E matavam mesmo. Jurandir perdeu as contas de quantos filhotes afastou das vacas para degolar em um barracão que recebeu apelido de “Jardim de Infância”. “Já cheguei a matar mais de 20 em um dia. Eu colocava uma vedação no bezerro, que eu levava sempre no bolso, pra ele não me olhar, e o deitava com os pés amarrados.”

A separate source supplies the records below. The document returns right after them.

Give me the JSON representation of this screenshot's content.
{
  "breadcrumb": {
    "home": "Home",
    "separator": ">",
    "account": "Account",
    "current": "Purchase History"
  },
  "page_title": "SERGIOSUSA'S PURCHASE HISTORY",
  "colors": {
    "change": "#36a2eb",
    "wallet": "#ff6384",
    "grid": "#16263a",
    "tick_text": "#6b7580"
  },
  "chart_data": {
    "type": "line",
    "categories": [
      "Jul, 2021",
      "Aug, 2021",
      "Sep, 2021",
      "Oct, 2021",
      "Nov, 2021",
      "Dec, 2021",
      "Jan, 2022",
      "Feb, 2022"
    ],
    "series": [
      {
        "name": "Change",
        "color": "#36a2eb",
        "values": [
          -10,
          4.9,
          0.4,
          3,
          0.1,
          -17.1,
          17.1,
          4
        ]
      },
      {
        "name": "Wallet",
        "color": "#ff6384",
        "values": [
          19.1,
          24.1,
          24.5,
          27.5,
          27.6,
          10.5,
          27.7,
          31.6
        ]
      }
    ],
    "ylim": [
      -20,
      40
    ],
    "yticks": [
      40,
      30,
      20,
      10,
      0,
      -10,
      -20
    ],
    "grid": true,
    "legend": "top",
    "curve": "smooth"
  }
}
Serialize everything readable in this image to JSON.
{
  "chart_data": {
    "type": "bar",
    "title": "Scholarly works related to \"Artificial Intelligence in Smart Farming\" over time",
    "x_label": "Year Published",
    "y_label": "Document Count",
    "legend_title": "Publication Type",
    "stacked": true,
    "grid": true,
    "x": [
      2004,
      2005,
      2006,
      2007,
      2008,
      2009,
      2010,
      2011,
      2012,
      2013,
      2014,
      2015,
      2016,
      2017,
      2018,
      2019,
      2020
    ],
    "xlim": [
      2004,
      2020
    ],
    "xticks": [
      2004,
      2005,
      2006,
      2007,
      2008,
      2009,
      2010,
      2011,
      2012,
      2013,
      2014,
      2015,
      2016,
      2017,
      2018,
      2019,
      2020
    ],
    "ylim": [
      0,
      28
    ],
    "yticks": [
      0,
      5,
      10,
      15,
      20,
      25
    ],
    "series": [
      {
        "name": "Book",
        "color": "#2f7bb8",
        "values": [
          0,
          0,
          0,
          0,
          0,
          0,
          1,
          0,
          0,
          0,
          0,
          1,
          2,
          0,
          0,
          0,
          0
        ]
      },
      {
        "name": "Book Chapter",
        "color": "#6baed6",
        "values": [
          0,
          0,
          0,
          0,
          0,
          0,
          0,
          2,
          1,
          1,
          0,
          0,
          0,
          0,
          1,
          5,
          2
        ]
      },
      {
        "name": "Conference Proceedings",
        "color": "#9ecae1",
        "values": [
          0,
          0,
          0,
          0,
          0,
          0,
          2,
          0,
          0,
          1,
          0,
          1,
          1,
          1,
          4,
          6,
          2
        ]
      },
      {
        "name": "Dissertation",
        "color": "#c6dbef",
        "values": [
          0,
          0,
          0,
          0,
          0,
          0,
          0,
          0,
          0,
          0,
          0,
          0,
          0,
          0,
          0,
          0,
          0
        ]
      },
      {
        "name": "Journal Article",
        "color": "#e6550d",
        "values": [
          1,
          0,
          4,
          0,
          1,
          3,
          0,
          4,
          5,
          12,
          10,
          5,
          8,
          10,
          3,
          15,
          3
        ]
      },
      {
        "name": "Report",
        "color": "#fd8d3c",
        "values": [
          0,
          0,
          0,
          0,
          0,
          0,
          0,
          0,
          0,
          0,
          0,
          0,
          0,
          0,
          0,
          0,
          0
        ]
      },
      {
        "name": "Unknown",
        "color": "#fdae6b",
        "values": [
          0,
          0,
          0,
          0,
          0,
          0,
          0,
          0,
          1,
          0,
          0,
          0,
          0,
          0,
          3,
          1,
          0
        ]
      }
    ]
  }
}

A insensibilização chegava só com a morte, quando o animal já não se debatia. “A gente sabia que a morte encostava assim que os pés torcidos do bezerro faziam silêncio. Arrastava um pra fora e trazia outro – ia amontoando e jogando sobre a carroceria e levando pra um lugar chamado de ‘Farinheira’. Não me pergunte o que isso significa porque eu não saberia dizer”, antecipa.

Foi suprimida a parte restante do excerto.